Wednesday, March 30, 2011

Stepped out and felt the cool breeze on my face and suddenly, everything was all right.
The breeze was only as fresh as city air could ever be, and the surroundings as tranquil as a motor road could ever be. But somehow, that made everything that went wrong go right again.

How strange.

Friday, March 25, 2011

Sometimes there are thoughts that I want to pen down...
But I'm in the midst of eating, or talking, or walking, or working, or playing, and I think: I'll just pen it down later.

Then, it's times like this that I stare at the screen and wonder: What was it?

Monday, March 21, 2011

I don't like to send emails
Cos they make you sound angsty even when you're not.
And when you're truly feeling angsty... It just makes things worse.

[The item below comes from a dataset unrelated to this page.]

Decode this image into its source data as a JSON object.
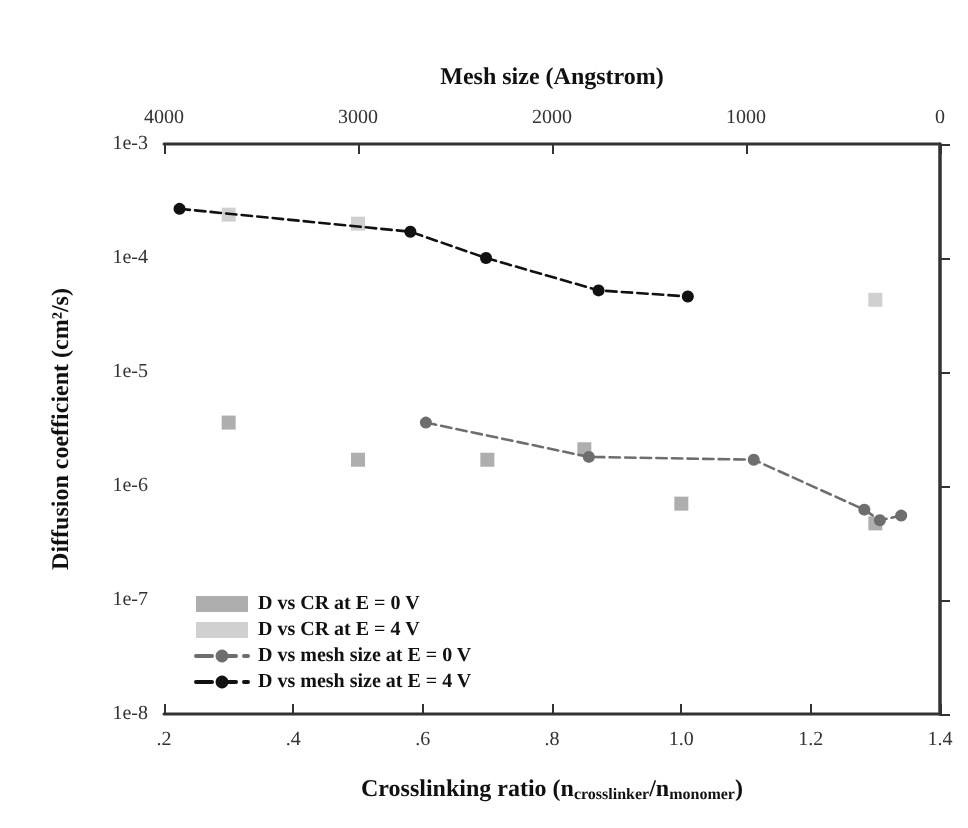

I wish I had never embarked on the project.

Sunday, March 20, 2011

Been feeling really fat.

At Zouk. All those scantily-clad, skinny girls. There were so many of them. Heavily made-up with heels to kill. Where did they all come from?

At the cheerleading competition today. All those girls with abs. Felt kinda surreal. Surely normal girls don't have muscles like that.

Really feel like doing something about my fats. Ugh.

Sunday, March 13, 2011

Trying to get myself away from Facebook so I won't say anything I regret. But this is a really trying time for me. I want to scream out to everyone but we live in a world where complaining isn't allowed. I just wish I could sleep. I'm so tired. I really am.